Attendees look over hand guns in the Smith & Wesson booth on the exhibition floor of the 144th National Rifle Association (NRA Annual Meetings and Exhibits at the Music City Center in Nashville, Tennessee, U.S., on Saturday, April 11, 2015. Top Republican contenders for their party's 2016 presidential nomination are lining up to speak at the annual NRA event, except New Jersey Governor Chris Christie and Kentucky Senator Rand Paul, who were snubbed by the country's largest and most powerful gun lobby. Photographer: Daniel Acker/Bloomberg/Bloomberg)

Shares of some gun makers appear to have spiked shortly after news of a mass shooting in  San Bernardino, Calif.

CNBC's Carl Quintanilla points out that Smith & Wesson's stock jumped roughly 1 percent in the minutes after word of the shooting got out, at around 2 p.m. Eastern. (It's now trading at half a percent below its opening price.)

Meanwhile, shares of Ruger also jumped 1 percent and continued rising through the end of the day.


It's hard to say anything definitive about why the stock prices went up or down. There are only a handful of publicly traded gun companies — one of the few others, Olin Corporation, ended the day down 1.4 percent. Regardless, my colleague Jim Tankersley has noted previously that the past few years have been good for gun investors.
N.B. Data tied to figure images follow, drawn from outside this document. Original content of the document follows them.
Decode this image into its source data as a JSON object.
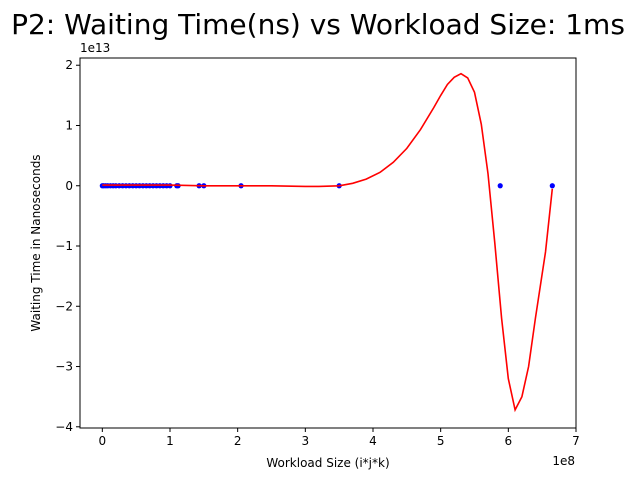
{
  "chart_data": {
    "type": "scatter",
    "title": "P2: Waiting Time(ns) vs Workload Size: 1ms",
    "xlabel": "Workload Size (i*j*k)",
    "ylabel": "Waiting Time in Nanoseconds",
    "x_offset_text": "1e8",
    "y_offset_text": "1e13",
    "xlim": [
      -0.33,
      7.0
    ],
    "ylim": [
      -4.02,
      2.12
    ],
    "xticks": [
      0,
      1,
      2,
      3,
      4,
      5,
      6,
      7
    ],
    "yticks": [
      -4,
      -3,
      -2,
      -1,
      0,
      1,
      2
    ],
    "x_tick_labels": [
      "0",
      "1",
      "2",
      "3",
      "4",
      "5",
      "6",
      "7"
    ],
    "y_tick_labels": [
      "−4",
      "−3",
      "−2",
      "−1",
      "0",
      "1",
      "2"
    ],
    "grid": false,
    "colors": {
      "points": "#0000ff",
      "fit_line": "#ff0000"
    },
    "series": [
      {
        "kind": "points",
        "x": [
          0,
          0.02,
          0.05,
          0.08,
          0.12,
          0.16,
          0.2,
          0.25,
          0.3,
          0.35,
          0.4,
          0.45,
          0.5,
          0.55,
          0.6,
          0.65,
          0.7,
          0.75,
          0.8,
          0.85,
          0.9,
          0.95,
          1.0,
          1.1,
          1.12,
          1.43,
          1.5,
          2.05,
          3.5,
          5.88,
          6.65
        ],
        "y": [
          0,
          0,
          0,
          0,
          0,
          0,
          0,
          0,
          0,
          0,
          0,
          0,
          0,
          0,
          0,
          0,
          0,
          0,
          0,
          0,
          0,
          0,
          0,
          0,
          0,
          0,
          0,
          0,
          0,
          0,
          0
        ]
      },
      {
        "kind": "fit_line",
        "x": [
          0,
          0.5,
          1.0,
          1.5,
          2.0,
          2.5,
          3.0,
          3.2,
          3.5,
          3.7,
          3.9,
          4.1,
          4.3,
          4.5,
          4.7,
          4.9,
          5.0,
          5.1,
          5.2,
          5.3,
          5.4,
          5.5,
          5.6,
          5.7,
          5.8,
          5.9,
          6.0,
          6.1,
          6.2,
          6.3,
          6.4,
          6.55,
          6.65
        ],
        "y": [
          0.01,
          0.01,
          0.01,
          0.0,
          0.0,
          0.0,
          -0.01,
          -0.01,
          0.0,
          0.04,
          0.11,
          0.22,
          0.39,
          0.62,
          0.93,
          1.3,
          1.5,
          1.68,
          1.8,
          1.86,
          1.79,
          1.55,
          1.02,
          0.2,
          -0.95,
          -2.2,
          -3.2,
          -3.72,
          -3.5,
          -3.0,
          -2.2,
          -1.1,
          -0.05
        ]
      }
    ]
  }
}
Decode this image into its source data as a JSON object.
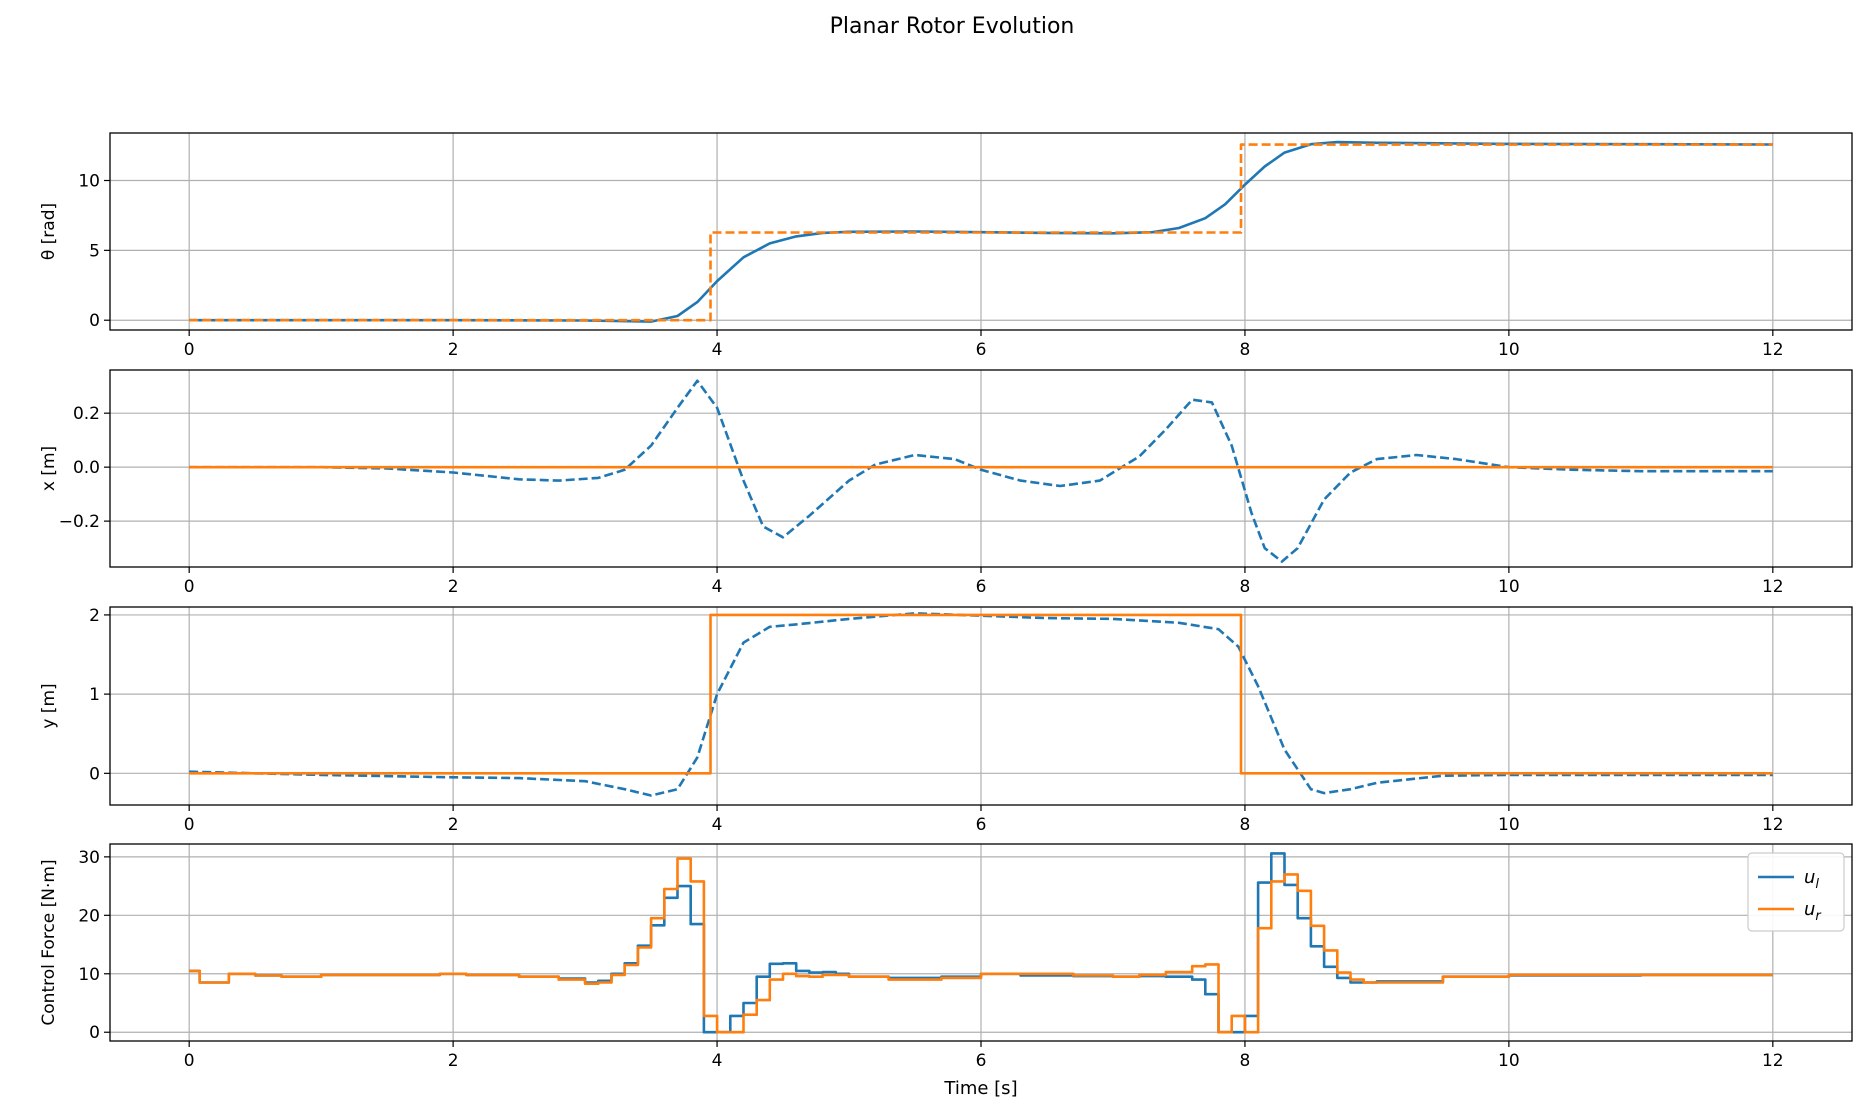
{
  "figure": {
    "title": "Planar Rotor Evolution",
    "xlabel": "Time [s]"
  },
  "colors": {
    "blue": "#1f77b4",
    "orange": "#ff7f0e",
    "grid": "#b0b0b0"
  },
  "chart_data": [
    {
      "type": "line",
      "title": "",
      "xlabel": "",
      "ylabel": "θ [rad]",
      "xlim": [
        -0.6,
        12.6
      ],
      "ylim": [
        -0.7,
        13.4
      ],
      "xticks": [
        0,
        2,
        4,
        6,
        8,
        10,
        12
      ],
      "yticks": [
        0,
        5,
        10
      ],
      "grid": true,
      "series": [
        {
          "color": "#1f77b4",
          "dash": "solid",
          "step": false,
          "x": [
            0,
            1,
            2,
            3,
            3.5,
            3.7,
            3.85,
            4.0,
            4.2,
            4.4,
            4.6,
            4.8,
            5.0,
            5.5,
            6.0,
            6.5,
            7.0,
            7.3,
            7.5,
            7.7,
            7.85,
            8.0,
            8.15,
            8.3,
            8.5,
            8.7,
            9.0,
            10,
            11,
            12
          ],
          "y": [
            0,
            0,
            0,
            -0.02,
            -0.1,
            0.3,
            1.3,
            2.8,
            4.5,
            5.5,
            6.0,
            6.25,
            6.33,
            6.35,
            6.3,
            6.25,
            6.22,
            6.3,
            6.6,
            7.3,
            8.3,
            9.7,
            11.0,
            12.0,
            12.6,
            12.75,
            12.7,
            12.62,
            12.6,
            12.58
          ]
        },
        {
          "color": "#ff7f0e",
          "dash": "dashed",
          "step": false,
          "x": [
            0,
            3.95,
            3.95,
            7.97,
            7.97,
            12
          ],
          "y": [
            0,
            0,
            6.28,
            6.28,
            12.57,
            12.57
          ]
        }
      ]
    },
    {
      "type": "line",
      "title": "",
      "xlabel": "",
      "ylabel": "x [m]",
      "xlim": [
        -0.6,
        12.6
      ],
      "ylim": [
        -0.37,
        0.36
      ],
      "xticks": [
        0,
        2,
        4,
        6,
        8,
        10,
        12
      ],
      "yticks": [
        -0.2,
        0.0,
        0.2
      ],
      "yticklabels": [
        "−0.2",
        "0.0",
        "0.2"
      ],
      "grid": true,
      "series": [
        {
          "color": "#1f77b4",
          "dash": "dashed",
          "step": false,
          "x": [
            0,
            1,
            1.5,
            2,
            2.5,
            2.8,
            3.1,
            3.3,
            3.5,
            3.7,
            3.85,
            4.0,
            4.2,
            4.35,
            4.5,
            4.7,
            5.0,
            5.2,
            5.5,
            5.8,
            6.0,
            6.3,
            6.6,
            6.9,
            7.2,
            7.4,
            7.6,
            7.75,
            7.9,
            8.05,
            8.15,
            8.28,
            8.4,
            8.6,
            8.8,
            9.0,
            9.3,
            9.6,
            10.0,
            10.5,
            11,
            12
          ],
          "y": [
            0,
            0.0,
            -0.005,
            -0.02,
            -0.045,
            -0.05,
            -0.04,
            -0.01,
            0.08,
            0.22,
            0.32,
            0.22,
            -0.05,
            -0.22,
            -0.26,
            -0.18,
            -0.05,
            0.01,
            0.045,
            0.03,
            -0.01,
            -0.05,
            -0.07,
            -0.05,
            0.04,
            0.14,
            0.25,
            0.24,
            0.08,
            -0.17,
            -0.3,
            -0.35,
            -0.3,
            -0.12,
            -0.02,
            0.03,
            0.045,
            0.03,
            0.0,
            -0.01,
            -0.015,
            -0.015
          ]
        },
        {
          "color": "#ff7f0e",
          "dash": "solid",
          "step": false,
          "x": [
            0,
            12
          ],
          "y": [
            0,
            0
          ]
        }
      ]
    },
    {
      "type": "line",
      "title": "",
      "xlabel": "",
      "ylabel": "y [m]",
      "xlim": [
        -0.6,
        12.6
      ],
      "ylim": [
        -0.4,
        2.1
      ],
      "xticks": [
        0,
        2,
        4,
        6,
        8,
        10,
        12
      ],
      "yticks": [
        0,
        1,
        2
      ],
      "grid": true,
      "series": [
        {
          "color": "#1f77b4",
          "dash": "dashed",
          "step": false,
          "x": [
            0,
            1,
            2,
            2.5,
            3.0,
            3.3,
            3.5,
            3.7,
            3.85,
            4.0,
            4.2,
            4.4,
            4.6,
            5.0,
            5.5,
            6.0,
            6.5,
            7.0,
            7.5,
            7.8,
            7.95,
            8.1,
            8.3,
            8.5,
            8.6,
            8.8,
            9.0,
            9.5,
            10,
            11,
            12
          ],
          "y": [
            0.02,
            -0.02,
            -0.05,
            -0.06,
            -0.1,
            -0.2,
            -0.28,
            -0.2,
            0.2,
            1.0,
            1.65,
            1.85,
            1.88,
            1.95,
            2.02,
            1.99,
            1.96,
            1.95,
            1.9,
            1.82,
            1.6,
            1.1,
            0.3,
            -0.2,
            -0.25,
            -0.2,
            -0.12,
            -0.03,
            -0.02,
            -0.02,
            -0.02
          ]
        },
        {
          "color": "#ff7f0e",
          "dash": "solid",
          "step": false,
          "x": [
            0,
            3.95,
            3.95,
            7.97,
            7.97,
            12
          ],
          "y": [
            0,
            0,
            2,
            2,
            0,
            0
          ]
        }
      ]
    },
    {
      "type": "line",
      "title": "",
      "xlabel": "Time [s]",
      "ylabel": "Control Force [N·m]",
      "xlim": [
        -0.6,
        12.6
      ],
      "ylim": [
        -1.5,
        32.2
      ],
      "xticks": [
        0,
        2,
        4,
        6,
        8,
        10,
        12
      ],
      "yticks": [
        0,
        10,
        20,
        30
      ],
      "grid": true,
      "legend": {
        "placement": "top-right",
        "entries": [
          {
            "label": "u",
            "sub": "l",
            "color": "#1f77b4"
          },
          {
            "label": "u",
            "sub": "r",
            "color": "#ff7f0e"
          }
        ]
      },
      "series": [
        {
          "color": "#1f77b4",
          "dash": "solid",
          "step": true,
          "x": [
            0,
            0.08,
            0.3,
            0.5,
            0.7,
            1.0,
            1.5,
            1.9,
            2.1,
            2.5,
            2.8,
            3.0,
            3.1,
            3.2,
            3.3,
            3.4,
            3.5,
            3.6,
            3.7,
            3.8,
            3.9,
            4.0,
            4.1,
            4.2,
            4.3,
            4.4,
            4.5,
            4.6,
            4.7,
            4.8,
            4.9,
            5.0,
            5.3,
            5.7,
            6.0,
            6.3,
            6.7,
            7.0,
            7.2,
            7.4,
            7.6,
            7.7,
            7.8,
            7.9,
            8.0,
            8.1,
            8.2,
            8.3,
            8.4,
            8.5,
            8.6,
            8.7,
            8.8,
            8.9,
            9.0,
            9.5,
            10,
            11,
            12
          ],
          "y": [
            10.5,
            8.5,
            10,
            9.7,
            9.5,
            9.8,
            9.8,
            10,
            9.8,
            9.5,
            9.2,
            8.5,
            8.8,
            10,
            11.8,
            14.8,
            18.3,
            23.0,
            25.0,
            18.5,
            0,
            0,
            2.8,
            5.0,
            9.5,
            11.7,
            11.8,
            10.5,
            10.2,
            10.3,
            10.0,
            9.5,
            9.3,
            9.5,
            10.0,
            9.7,
            9.6,
            9.5,
            9.6,
            9.5,
            9.0,
            6.5,
            0,
            0,
            2.8,
            25.6,
            30.6,
            25.2,
            19.5,
            14.7,
            11.2,
            9.3,
            8.5,
            8.5,
            8.7,
            9.5,
            9.7,
            9.8,
            9.8
          ]
        },
        {
          "color": "#ff7f0e",
          "dash": "solid",
          "step": true,
          "x": [
            0,
            0.08,
            0.3,
            0.5,
            0.7,
            1.0,
            1.5,
            1.9,
            2.1,
            2.5,
            2.8,
            3.0,
            3.1,
            3.2,
            3.3,
            3.4,
            3.5,
            3.6,
            3.7,
            3.8,
            3.9,
            4.0,
            4.1,
            4.2,
            4.3,
            4.4,
            4.5,
            4.6,
            4.7,
            4.8,
            4.9,
            5.0,
            5.3,
            5.7,
            6.0,
            6.3,
            6.7,
            7.0,
            7.2,
            7.4,
            7.6,
            7.7,
            7.8,
            7.9,
            8.0,
            8.1,
            8.2,
            8.3,
            8.4,
            8.5,
            8.6,
            8.7,
            8.8,
            8.9,
            9.0,
            9.5,
            10,
            11,
            12
          ],
          "y": [
            10.5,
            8.5,
            10,
            9.7,
            9.5,
            9.8,
            9.8,
            10,
            9.8,
            9.5,
            9.0,
            8.3,
            8.5,
            9.8,
            11.5,
            14.5,
            19.5,
            24.5,
            29.7,
            25.8,
            2.8,
            0,
            0,
            3.0,
            5.5,
            9.0,
            10.0,
            9.6,
            9.5,
            9.8,
            9.8,
            9.5,
            9.0,
            9.3,
            10.0,
            10.0,
            9.7,
            9.5,
            9.8,
            10.3,
            11.3,
            11.6,
            0,
            2.8,
            0,
            17.8,
            25.8,
            27.0,
            24.2,
            18.2,
            14.0,
            10.2,
            9.0,
            8.5,
            8.5,
            9.5,
            9.8,
            9.8,
            9.8
          ]
        }
      ]
    }
  ]
}
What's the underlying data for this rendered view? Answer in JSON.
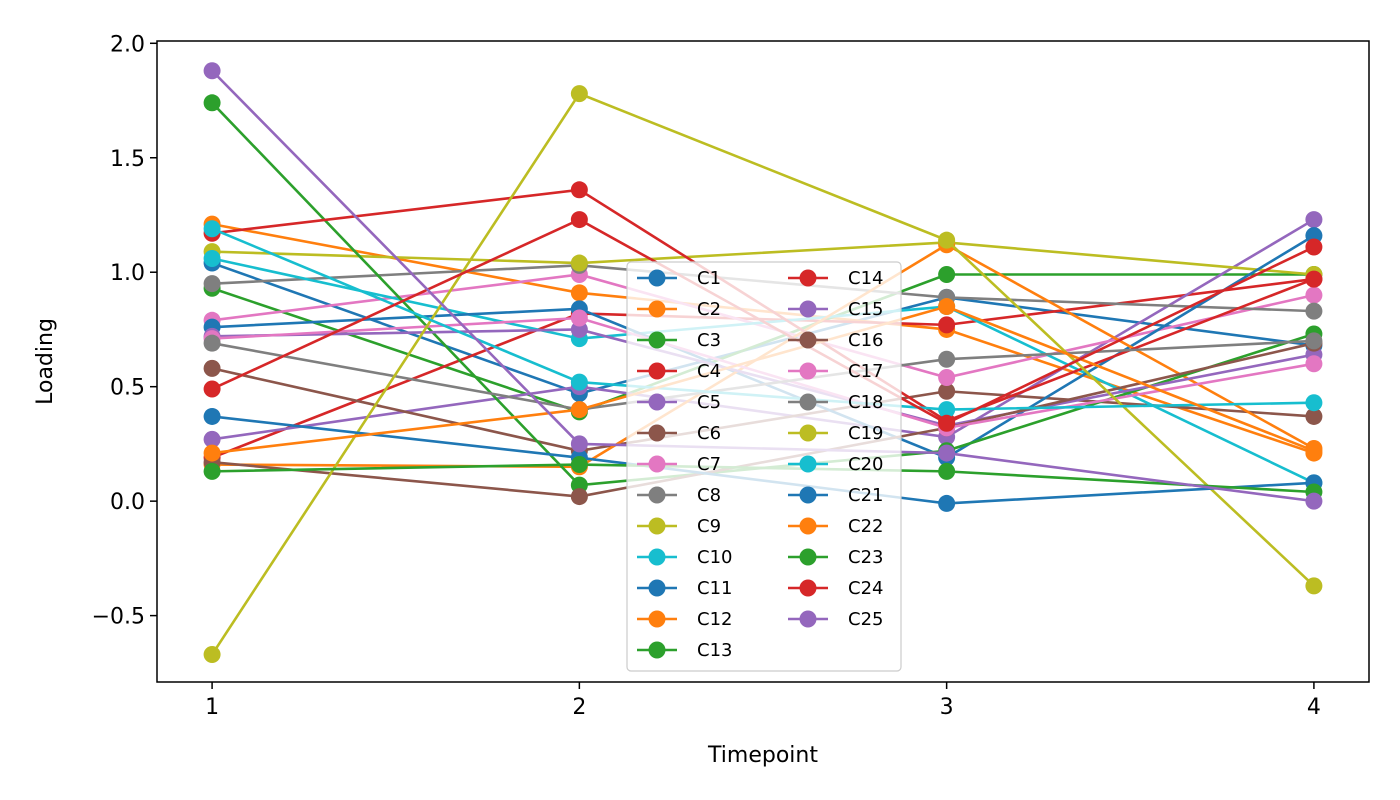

Mass shootings have  had a predictable effect on gun sales. They almost always go up, whether you're talking about Aurora, Columbine, or Virginia Tech. And some may attempt to argue that the recent shootings in Colorado near a Planned Parenthood may lead to similar results — though it's clear that Black Friday is correlated with higher gun sales relative to the rest of the year, anyway.